EXACTLY mate - During my last 6 months I would always say right, lets buy one bottle of wine to drink and then when thats done no more for the rest of the night and go to bed. YEAH RIGHT!!! I use to Drink the whole fuckin bottle whilst my tea was cooking in the oven during those 25 minutes LMFAOOO Then the next mission after I ate was to run into town to get another bottle of Vodka. The cycle just continues round and round - it never STOPS until you stop doing everything.

Lawleegag's picture

Im eating pulled pork sandwiches listening to Bob Seger

hogwild's picture

Mannnn.... Memorial Day 2024 is my sobriety birthday. coming up on 2 years. Best 2 years of my life wouldn't trade it for nothing. I can't forget that last drunk. Was on the lake in my boat with my kids in a black out, got pulled over by lake patrol... Mannn... What a terrible day. I am great full they pulled me over. My babies could have drowned that day. That experience changed my life. Temptation is far and few between and gets easier the longer I'm sober, but your exactly right one slip and I'm back on my way to that hell. Preciate ya posting and reminding me to stay on guard and stay sober! Congrats on 13 years!!!

press1's picture

MASSIVE WELL DONE on the 2 years buddy Good

I believe to Fully quit you have to reach your lowest low in life - maybe potentially losing your children was your point mate.

I am actually 12 years next month, but I was just meaning counting back 13 years I was still living my life just like that.

hogwild's picture

Gotcha brother, congratulations on 12 next month!!! Bro that's phenomenal. Would you have ever believed in the last days of your addiction you would have this long sober?

press1's picture

Mate I was talking out loud to myself on an evening drive the other night about this exact scenario - I simply cannot believe I've not had the Alcohol feeling cursing through my veins and mind for almost 12 years now. Absolutely no way would I of believed I would or could ever do that - UNTHINKABLE. If you could bottle and sell that 'hit' that you get after a couple of drinks - the Euphoria, Escapism, Belief, Numbness etc then you'd be a Billionaire because it is undeniably a great feeling - BUT the problem is that's only 5% of the whole experience, because the other 95% is all the shit that comes with it and after it, and it eventually becomes your life on a daily basis when you chase it 24/7. In fact once you begin constantly chasing it you never achieve it like you did in the early days lol Lifting absolutely has paid a HUGE part for me in remaining sober - that has become the 'HIT' and drinking again would only damage this new life I've found.

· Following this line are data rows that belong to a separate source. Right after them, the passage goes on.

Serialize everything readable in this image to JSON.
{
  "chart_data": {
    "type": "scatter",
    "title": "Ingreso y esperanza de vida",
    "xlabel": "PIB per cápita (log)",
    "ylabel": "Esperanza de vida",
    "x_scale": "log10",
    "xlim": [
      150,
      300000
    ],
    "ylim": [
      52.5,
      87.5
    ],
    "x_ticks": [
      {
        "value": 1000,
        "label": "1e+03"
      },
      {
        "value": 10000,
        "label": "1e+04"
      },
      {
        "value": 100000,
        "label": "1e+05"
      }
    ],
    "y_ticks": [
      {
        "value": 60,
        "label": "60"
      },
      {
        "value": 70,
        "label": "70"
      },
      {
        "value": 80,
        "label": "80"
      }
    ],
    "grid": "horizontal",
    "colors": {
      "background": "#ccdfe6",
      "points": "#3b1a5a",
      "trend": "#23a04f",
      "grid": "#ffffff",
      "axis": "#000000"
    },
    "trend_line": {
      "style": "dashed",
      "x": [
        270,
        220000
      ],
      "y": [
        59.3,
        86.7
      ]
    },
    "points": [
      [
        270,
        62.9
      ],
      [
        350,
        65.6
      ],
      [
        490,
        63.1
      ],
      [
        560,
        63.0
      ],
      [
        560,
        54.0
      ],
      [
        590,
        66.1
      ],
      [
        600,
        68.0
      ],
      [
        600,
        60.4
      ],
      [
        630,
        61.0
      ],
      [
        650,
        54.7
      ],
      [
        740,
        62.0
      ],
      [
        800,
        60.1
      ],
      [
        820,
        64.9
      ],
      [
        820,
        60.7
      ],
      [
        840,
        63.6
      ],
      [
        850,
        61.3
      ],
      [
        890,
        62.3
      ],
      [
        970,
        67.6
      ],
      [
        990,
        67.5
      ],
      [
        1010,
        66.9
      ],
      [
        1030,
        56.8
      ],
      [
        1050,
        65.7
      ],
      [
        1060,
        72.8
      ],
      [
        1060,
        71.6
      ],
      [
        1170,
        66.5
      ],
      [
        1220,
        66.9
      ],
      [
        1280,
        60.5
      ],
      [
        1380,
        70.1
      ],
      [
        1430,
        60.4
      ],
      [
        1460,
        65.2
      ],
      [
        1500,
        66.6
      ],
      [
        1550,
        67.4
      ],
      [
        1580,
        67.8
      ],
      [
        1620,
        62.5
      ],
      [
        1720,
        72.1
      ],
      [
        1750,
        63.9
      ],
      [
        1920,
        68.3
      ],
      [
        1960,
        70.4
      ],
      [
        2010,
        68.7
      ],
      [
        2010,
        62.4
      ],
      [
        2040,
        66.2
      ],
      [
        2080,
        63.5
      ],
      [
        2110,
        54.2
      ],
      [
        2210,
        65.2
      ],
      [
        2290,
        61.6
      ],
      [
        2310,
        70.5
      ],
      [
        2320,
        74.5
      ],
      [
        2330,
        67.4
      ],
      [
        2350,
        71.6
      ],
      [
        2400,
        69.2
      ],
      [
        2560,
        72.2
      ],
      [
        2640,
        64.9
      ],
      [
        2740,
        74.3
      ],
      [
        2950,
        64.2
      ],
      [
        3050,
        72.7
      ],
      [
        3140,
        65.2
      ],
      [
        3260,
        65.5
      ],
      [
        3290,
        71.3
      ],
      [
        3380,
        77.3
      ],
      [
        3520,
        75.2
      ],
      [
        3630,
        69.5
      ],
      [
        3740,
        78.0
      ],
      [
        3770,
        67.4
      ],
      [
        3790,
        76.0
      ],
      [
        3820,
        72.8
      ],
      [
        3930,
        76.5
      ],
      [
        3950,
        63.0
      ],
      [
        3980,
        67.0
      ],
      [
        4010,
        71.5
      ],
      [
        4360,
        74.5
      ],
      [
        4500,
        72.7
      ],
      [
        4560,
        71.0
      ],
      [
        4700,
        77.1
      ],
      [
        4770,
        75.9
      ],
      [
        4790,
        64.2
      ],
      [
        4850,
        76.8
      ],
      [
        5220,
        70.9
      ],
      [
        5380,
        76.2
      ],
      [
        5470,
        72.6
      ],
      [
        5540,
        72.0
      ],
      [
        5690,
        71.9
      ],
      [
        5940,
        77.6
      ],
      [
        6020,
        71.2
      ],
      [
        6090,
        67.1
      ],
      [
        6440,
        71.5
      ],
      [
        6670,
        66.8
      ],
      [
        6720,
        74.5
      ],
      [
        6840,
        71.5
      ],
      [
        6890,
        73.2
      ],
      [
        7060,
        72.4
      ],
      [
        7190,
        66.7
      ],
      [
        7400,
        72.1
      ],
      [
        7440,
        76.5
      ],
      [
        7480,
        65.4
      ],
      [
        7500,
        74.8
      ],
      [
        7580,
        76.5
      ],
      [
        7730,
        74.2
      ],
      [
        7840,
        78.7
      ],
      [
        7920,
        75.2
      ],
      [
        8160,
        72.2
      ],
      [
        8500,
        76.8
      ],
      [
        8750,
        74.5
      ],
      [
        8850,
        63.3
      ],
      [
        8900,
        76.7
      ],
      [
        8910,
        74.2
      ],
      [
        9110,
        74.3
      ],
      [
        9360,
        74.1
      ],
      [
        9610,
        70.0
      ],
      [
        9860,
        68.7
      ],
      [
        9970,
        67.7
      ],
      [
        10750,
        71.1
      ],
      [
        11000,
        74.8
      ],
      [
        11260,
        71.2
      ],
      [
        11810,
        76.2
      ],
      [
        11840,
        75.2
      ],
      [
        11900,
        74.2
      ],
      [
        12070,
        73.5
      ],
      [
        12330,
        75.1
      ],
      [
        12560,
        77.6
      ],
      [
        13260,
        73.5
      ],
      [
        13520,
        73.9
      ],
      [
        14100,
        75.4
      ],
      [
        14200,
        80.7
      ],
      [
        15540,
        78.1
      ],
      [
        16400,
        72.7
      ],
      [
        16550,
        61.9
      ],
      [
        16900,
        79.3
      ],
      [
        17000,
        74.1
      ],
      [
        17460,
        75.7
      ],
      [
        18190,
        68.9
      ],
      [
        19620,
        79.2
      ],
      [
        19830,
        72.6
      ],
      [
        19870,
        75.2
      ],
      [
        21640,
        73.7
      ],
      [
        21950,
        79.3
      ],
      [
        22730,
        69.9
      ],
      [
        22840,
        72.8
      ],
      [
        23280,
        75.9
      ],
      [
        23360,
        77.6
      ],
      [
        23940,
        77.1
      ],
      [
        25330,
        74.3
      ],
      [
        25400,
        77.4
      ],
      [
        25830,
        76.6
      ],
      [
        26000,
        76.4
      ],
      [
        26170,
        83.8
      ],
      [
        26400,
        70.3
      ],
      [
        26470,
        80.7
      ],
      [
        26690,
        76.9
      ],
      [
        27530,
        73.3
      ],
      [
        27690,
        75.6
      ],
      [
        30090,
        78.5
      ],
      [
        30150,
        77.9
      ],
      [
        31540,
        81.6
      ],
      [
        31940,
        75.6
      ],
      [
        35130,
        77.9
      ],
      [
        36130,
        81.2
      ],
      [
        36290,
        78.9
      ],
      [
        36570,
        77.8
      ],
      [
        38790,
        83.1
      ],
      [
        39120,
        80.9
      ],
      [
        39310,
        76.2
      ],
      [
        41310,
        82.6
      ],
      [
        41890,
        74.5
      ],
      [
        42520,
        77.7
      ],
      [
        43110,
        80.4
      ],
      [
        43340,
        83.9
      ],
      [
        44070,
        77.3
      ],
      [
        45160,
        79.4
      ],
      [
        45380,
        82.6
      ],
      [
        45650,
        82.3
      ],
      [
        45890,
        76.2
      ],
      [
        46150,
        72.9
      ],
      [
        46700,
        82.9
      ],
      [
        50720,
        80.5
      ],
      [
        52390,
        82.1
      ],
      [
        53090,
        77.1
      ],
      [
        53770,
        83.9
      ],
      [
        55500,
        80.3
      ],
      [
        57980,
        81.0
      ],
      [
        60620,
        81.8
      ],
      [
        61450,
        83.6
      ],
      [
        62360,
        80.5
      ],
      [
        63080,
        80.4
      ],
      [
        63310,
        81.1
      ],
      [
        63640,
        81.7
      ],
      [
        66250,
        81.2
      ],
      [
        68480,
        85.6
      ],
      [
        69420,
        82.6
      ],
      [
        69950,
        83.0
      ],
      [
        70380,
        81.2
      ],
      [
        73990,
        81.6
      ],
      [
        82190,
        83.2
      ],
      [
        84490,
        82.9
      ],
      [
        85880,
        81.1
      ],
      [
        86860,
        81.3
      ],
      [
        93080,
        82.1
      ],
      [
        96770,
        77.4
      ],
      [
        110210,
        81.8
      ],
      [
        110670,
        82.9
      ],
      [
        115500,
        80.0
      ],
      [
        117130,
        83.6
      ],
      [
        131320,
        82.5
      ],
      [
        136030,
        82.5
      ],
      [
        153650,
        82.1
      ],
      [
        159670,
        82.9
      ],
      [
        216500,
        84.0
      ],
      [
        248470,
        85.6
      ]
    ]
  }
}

Hope you are having a great day buddy, Great to have you back on the site and your support. Stop buggering off each time!! Lol Smile

sandman3698's picture

I'm not a recovering addict myself, but I do also hope all that are, are staying strong and finding more constructive things to fill their days with.

press1's picture

Preved I would like to think that this is more than just a Recovering Addiction Group these days buddy, but more of a place where we all share an equal understanding of what its like to go through very tough times in life and that if you need to speak to other's who show care and empathy for fellow members and their well being then this is the place where you are more than welcome to join.

Life isn't a constant high of pumping steroids and kicking ass in the gym everyday, unfortunately there are the lows out there too which at some point we all have to deal with and overcome.